This is short
and sweet coming in at 66 minutes and having a full supply of gags, songs
and silliness to carry you through. It is Wheeler and Woolsey, a now nearly
forgotten comedy team, along with their mascot Dorothy Lee who appeared in
most of their films and always gave them a shot of energy and adorableness.
This just beat the Code and is classified as a pre-code film and considering
the outfits that the women have to wear that barely cover their naughty bits
and leave the men hoping for a strong wind, I don't know if it would have
been approved in a few months' time. Don't get your hopes up - nothing really
seen but leaving your imagination working overtime.
This is the third film starring this three-some
that I have seen - the others being Hook, Line and Sinker and Half Shot at
Sunrise - and I have to admit I find them fairly amusing. Anything and everything
goes with these guys. Nothing is too idiotic for them - they take some of
their act form the Marx Brothers, some from Laurel and Hardy and probably
a lot from vaudeville where they were for years. Woolsey plays the
cigar smoking con man with the gift for patter and Wheeler is the low-key
one who always gets sucked into Wheeler's plans. Fairly typical of comedy
teams in the old days - one smart and one less so. Then there is Dorothy
playing a different character in all of these with less than a full deck.
She was sort of like that in real life it seems - married six times and each
one fell apart because she could not stay away from show business.
Ruth Etting - a big singing star back then
- begins the film with Keep Romance Alive - on a radio show with oodles of
models in baths or wearing flimsy clothes that you would never allow your
daughter to go out wearing. They look to be cloth toilet seat covers over
their breasts and below the waist. Etting unfortunately disappears after
her number - maybe she realized this was a Wheeler-Woolsey film. The radio
show is sponsored by a fashion and make-up company owned by Thelma Todd.

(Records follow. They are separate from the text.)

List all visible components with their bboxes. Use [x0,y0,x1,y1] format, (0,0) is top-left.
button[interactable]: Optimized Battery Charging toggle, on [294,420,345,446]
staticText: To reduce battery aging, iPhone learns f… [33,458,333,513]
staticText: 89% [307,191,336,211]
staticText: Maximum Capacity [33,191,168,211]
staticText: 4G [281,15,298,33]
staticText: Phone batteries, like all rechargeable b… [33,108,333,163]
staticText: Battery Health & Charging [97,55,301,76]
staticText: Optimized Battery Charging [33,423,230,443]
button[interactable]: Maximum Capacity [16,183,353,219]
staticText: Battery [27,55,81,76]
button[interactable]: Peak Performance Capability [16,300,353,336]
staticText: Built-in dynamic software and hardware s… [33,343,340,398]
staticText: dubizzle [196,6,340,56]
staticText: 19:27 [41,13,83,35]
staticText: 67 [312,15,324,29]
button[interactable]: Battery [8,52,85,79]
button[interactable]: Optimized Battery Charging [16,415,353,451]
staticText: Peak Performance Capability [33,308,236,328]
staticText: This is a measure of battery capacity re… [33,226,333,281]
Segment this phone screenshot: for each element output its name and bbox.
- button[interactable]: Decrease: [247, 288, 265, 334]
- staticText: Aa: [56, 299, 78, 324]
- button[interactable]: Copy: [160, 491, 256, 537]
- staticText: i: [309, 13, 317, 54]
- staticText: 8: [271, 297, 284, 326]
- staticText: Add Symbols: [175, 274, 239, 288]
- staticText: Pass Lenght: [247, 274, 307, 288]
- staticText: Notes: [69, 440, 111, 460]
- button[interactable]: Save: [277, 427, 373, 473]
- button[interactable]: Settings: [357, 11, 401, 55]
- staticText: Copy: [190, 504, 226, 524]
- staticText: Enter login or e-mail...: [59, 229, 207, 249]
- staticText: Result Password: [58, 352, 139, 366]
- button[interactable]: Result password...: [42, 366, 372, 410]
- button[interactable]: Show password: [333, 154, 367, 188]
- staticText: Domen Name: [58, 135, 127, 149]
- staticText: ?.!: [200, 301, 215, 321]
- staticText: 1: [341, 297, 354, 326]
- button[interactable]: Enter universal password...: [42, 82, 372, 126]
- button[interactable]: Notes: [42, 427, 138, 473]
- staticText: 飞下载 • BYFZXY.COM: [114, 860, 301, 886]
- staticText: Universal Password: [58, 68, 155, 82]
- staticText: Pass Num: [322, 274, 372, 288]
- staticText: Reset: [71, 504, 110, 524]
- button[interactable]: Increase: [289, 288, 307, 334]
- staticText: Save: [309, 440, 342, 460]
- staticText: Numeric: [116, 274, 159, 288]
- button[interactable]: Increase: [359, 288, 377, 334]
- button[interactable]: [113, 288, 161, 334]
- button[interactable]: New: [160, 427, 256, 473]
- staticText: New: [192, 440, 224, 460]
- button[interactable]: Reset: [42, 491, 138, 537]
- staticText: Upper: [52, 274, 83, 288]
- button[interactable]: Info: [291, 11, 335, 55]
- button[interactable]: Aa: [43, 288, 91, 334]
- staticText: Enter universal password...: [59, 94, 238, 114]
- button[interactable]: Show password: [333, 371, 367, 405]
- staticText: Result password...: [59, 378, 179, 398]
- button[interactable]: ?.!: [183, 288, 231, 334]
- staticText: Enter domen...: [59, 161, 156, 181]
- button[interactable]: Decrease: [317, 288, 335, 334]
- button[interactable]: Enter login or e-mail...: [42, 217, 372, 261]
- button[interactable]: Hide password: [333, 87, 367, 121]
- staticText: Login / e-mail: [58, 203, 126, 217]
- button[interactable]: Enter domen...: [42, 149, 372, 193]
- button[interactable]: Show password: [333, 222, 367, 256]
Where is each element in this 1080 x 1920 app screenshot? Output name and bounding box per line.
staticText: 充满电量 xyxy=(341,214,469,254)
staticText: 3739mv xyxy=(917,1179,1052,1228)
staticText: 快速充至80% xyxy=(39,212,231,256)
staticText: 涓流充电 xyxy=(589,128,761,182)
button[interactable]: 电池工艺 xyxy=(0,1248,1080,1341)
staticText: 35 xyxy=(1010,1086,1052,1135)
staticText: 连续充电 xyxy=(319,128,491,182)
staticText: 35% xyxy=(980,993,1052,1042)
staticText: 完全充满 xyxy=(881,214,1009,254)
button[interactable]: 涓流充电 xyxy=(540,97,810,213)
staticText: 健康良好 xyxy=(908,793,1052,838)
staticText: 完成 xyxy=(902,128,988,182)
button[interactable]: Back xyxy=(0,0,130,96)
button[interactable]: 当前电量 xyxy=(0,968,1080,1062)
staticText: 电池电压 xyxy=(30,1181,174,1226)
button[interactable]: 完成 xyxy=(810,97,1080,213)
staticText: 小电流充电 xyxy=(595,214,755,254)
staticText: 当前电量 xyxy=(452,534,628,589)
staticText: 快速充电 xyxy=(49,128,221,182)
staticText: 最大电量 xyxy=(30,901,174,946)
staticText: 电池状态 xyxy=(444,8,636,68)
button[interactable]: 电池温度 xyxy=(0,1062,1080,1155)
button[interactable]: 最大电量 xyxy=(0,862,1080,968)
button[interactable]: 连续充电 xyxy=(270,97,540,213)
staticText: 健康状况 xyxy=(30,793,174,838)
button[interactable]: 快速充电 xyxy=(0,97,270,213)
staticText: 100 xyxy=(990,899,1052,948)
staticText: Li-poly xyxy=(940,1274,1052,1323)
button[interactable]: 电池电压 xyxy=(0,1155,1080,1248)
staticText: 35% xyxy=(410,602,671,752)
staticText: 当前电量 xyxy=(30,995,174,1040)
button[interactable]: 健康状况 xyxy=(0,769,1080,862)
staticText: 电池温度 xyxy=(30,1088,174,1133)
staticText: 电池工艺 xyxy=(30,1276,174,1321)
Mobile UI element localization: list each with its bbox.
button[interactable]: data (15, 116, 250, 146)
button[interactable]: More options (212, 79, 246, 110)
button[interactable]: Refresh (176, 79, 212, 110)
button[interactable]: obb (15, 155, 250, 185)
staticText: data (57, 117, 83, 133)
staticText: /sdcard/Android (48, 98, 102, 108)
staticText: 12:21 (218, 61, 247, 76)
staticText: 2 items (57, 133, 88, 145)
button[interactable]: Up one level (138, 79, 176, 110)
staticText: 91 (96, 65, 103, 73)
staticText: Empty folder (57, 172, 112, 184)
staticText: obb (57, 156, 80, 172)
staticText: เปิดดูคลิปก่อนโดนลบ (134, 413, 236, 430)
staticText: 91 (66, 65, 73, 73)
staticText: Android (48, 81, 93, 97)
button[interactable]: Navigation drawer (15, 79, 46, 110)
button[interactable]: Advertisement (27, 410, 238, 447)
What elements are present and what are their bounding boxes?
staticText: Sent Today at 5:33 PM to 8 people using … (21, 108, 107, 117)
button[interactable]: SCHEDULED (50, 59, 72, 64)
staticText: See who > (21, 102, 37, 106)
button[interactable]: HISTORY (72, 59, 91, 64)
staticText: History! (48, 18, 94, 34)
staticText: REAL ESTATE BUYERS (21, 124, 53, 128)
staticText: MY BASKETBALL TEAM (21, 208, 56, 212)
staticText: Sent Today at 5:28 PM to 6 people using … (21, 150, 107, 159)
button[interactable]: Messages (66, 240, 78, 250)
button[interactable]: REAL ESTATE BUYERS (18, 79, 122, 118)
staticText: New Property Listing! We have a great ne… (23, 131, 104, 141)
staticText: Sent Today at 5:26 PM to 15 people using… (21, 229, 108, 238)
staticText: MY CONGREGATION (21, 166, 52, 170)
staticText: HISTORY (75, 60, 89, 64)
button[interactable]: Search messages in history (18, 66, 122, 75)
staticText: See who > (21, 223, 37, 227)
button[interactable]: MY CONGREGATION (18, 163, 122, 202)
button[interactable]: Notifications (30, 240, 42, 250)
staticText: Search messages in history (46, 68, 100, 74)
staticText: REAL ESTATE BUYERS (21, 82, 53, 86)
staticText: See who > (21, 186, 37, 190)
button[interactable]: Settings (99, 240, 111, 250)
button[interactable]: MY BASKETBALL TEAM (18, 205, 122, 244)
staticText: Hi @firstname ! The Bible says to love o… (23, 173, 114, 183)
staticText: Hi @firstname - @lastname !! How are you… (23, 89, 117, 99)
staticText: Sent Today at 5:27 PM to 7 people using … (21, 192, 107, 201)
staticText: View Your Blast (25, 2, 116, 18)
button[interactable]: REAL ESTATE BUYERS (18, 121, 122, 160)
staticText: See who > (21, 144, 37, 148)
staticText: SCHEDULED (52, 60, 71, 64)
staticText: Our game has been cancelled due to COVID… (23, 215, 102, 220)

Thelma was a big comedy star in the silent days and when talkies came along,
she did a series of comedy shorts with Zasu Pitts that were well received.
She is perhaps most famous now though for her mysterious death. She was found
dead in the garage of a friend in 1935 at the age of 29 after a party hosted
by Ida Lupino - called suicide or accident with carbon monoxide but many
people thought it was murder. It is a fascinating story that the press jumped
on with its connections to the mob (Luciano), an ex-lover, his wife, drugs
and other actresses. I am sure I have read a detective novel based
on much of this, but the title won't come to me. Will drive me nuts.
Dorothy is a salesperson of lipstick who
works in the picture window for people walking by, but they all leave to
watch W&W sell flavored lipstick across the street. They con Dorothy
and Thelma into thinking they are big operators - their little con gets funny
when they trick a businessman into leaving his office. "Call him up and tell
him some bad news so he has to go home", "I'll tell him his wife left him",
"That's not bad news". They end up telling him his house is on fire and they
occupy the office when the two women come by. Lots of innuendos and flirtations
but the big play is a wonderful song - Just keep doing what you are doing,
though it is leading me to ruin - and turns into a nutty dance that is delightful.
Later they get a foothold in the company to sell their flavored lipstick
but first they have to test them. They line up six lovely women who put lipstick
on and two of them have to tell the flavor by kissing the girls. The film
is filled with gorgeous women - all supplied by RKO. This is directed by
Mark Sandrich who was to direct another W&W before he moved on to a classier
duo - Astaire and Rogers - directing five of their films.